Haïlé Gebreselassié

Sept ans après son dernier titre majeur, le coureur de fond éthiopien réalise son vieux rêve : battre le record du monde du marathon.

Publié le 9 octobre 2007 Lecture : 5 minutes.

Il en rêvait. Il avait encore faim de victoires et de records. À 34 ans, sept ans après son dernier titre majeur – l’or olympique sur 10 000 m, à Sydney -, Haïlé Gebreselassié s’est emparé, le 30 septembre, à Berlin, du record du monde du marathon. En couvrant les 42,195 km en 2 heures 4 minutes et 26 secondes, le champion éthiopien a amélioré de 30 secondes le chrono vieux de quatre ans de Paul Tergat, son grand rival kényan. Cruel clin d’il du destin. Tergat était déjà sur sa route, à Atlanta, en 1996, en finale du 10 000 m des jeux Olympiques, et, déjà, il avait été battu par celui dont le nom, en amharique, signifie Serviteur de la Sainte Trinité
Frêle comme un roseau, sec comme sa terre natale d’Arsi, village perdu des hauts plateaux abyssins, Haïlé Gebreselassié, 1,65 m, 53 kg, court depuis sa tendre enfance. L’histoire de sa vie est belle comme un cliché. Septième enfant d’une famille paysanne soumise au joug d’un père tyrannique, il découvre sa vocation un soir d’août 1980. Il a 7 ans, et écoute en cachette sur le transistor paternel la retransmission de la finale du 10 000 m des Jeux de Moscou, remportée par son compatriote Miruts Yifter, son idole. Quand, adolescent, « Gebre » annonce à son père qu’il veut faire du sport son métier, il se heurte à un refus sans appel : sa place est aux champs. C’est la rupture. La mort dans l’âme, il fait son baluchon et quitte la ferme familiale pour monter à Addis-Abeba, la capitale, et s’engager dans un club de l’armée.
C’est un jour d’hiver 1991 que Gebre rencontre celui qui allait devenir à la fois son manager et son mentor : l’ancien recordman de l’heure Jos Hermens.
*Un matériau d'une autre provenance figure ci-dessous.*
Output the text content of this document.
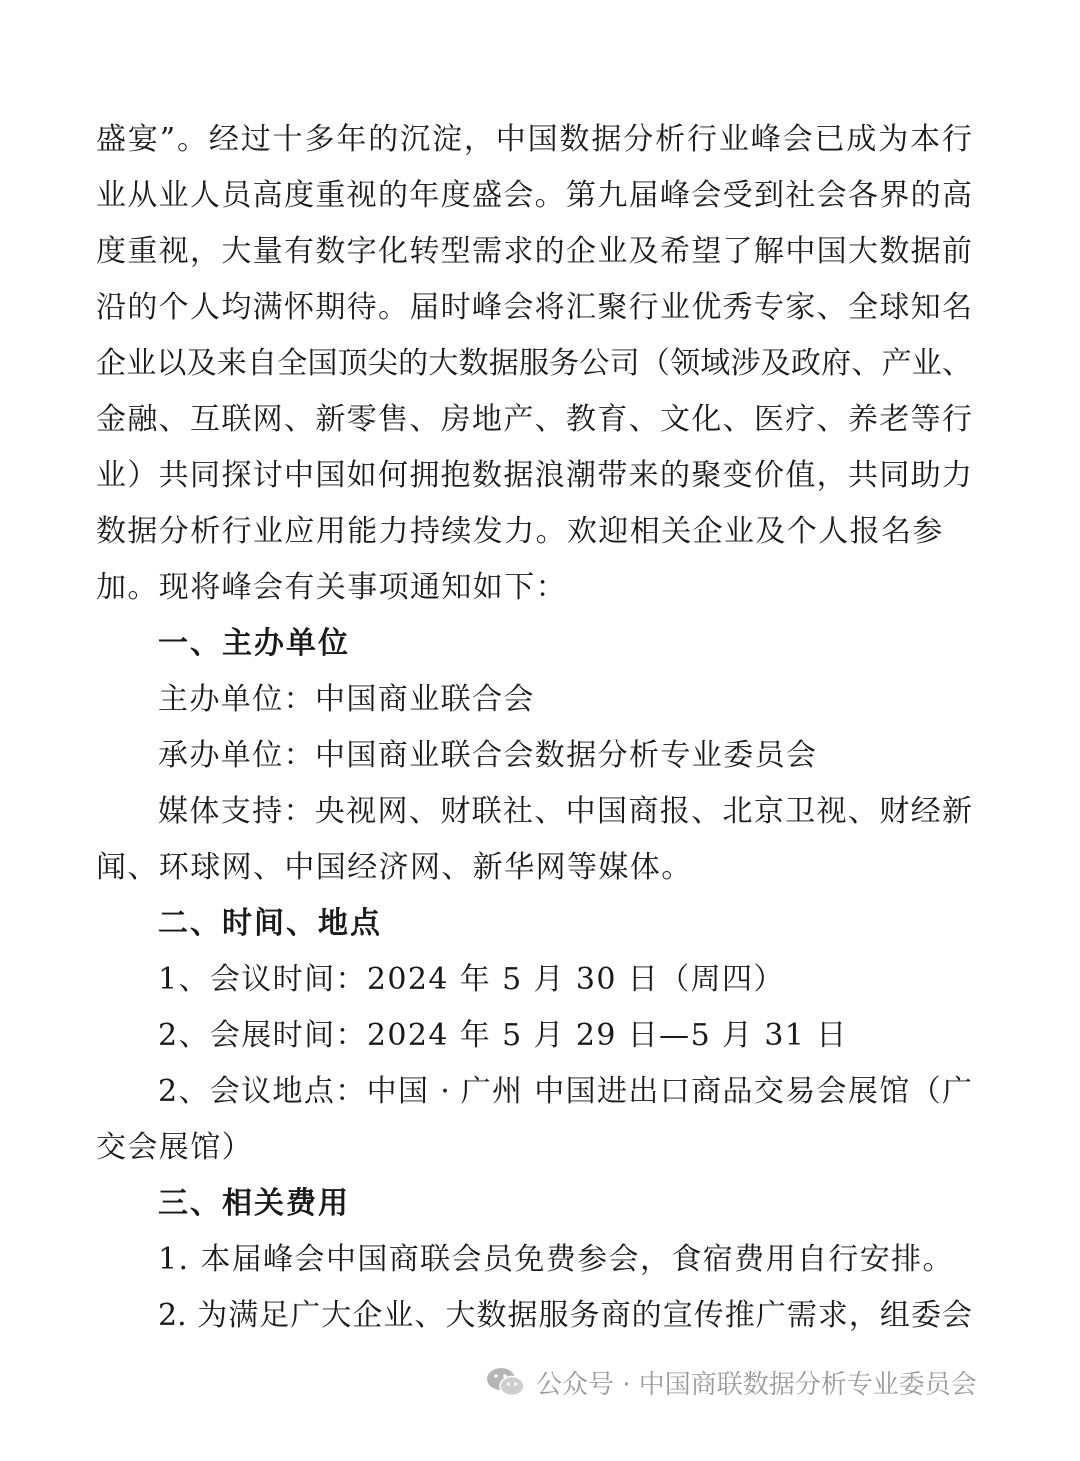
盛宴”。经过十多年的沉淀，中国数据分析行业峰会已成为本行
业从业人员高度重视的年度盛会。第九届峰会受到社会各界的高
度重视，大量有数字化转型需求的企业及希望了解中国大数据前
沿的个人均满怀期待。届时峰会将汇聚行业优秀专家、全球知名
企业以及来自全国顶尖的大数据服务公司（领域涉及政府、产业、
金融、互联网、新零售、房地产、教育、文化、医疗、养老等行
业）共同探讨中国如何拥抱数据浪潮带来的聚变价值，共同助力
数据分析行业应用能力持续发力。欢迎相关企业及个人报名参
加。现将峰会有关事项通知如下：
一、主办单位
主办单位：中国商业联合会
承办单位：中国商业联合会数据分析专业委员会
媒体支持：央视网、财联社、中国商报、北京卫视、财经新
闻、环球网、中国经济网、新华网等媒体。
二、时间、地点
1、会议时间：2024 年 5 月 30 日（周四）
2、会展时间：2024 年 5 月 29 日—5 月 31 日
2、会议地点：中国 · 广州 中国进出口商品交易会展馆（广
交会展馆）
三、相关费用
1. 本届峰会中国商联会员免费参会，食宿费用自行安排。
2. 为满足广大企业、大数据服务商的宣传推广需求，组委会
公众号 · 中国商联数据分析专业委员会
L’il aiguisé du Néerlandais est immédiatement subjugué par la foulée aérienne du jeune Éthiopien. La plante des pieds toujours rigide, la pointe seule servant d’appui, sa technique semble emprunter davantage aux sprinteurs qu’aux fondeurs, et sa manière de courir est reconnaissable entre toutes. « Il ne parlait pas un traître mot d’anglais, la seule chose qu’il a su me dire a été : Me, Europe ! », se souvient l’entraîneur. Les deux hommes ne se sont plus quittés. Pour Gebre, Hermens est bien plus qu’un entraîneur : il joue un rôle que son père n’a jamais vraiment assumé, le protège, lui dispense force conseils, l’aide à déjouer les pièges de la notoriété.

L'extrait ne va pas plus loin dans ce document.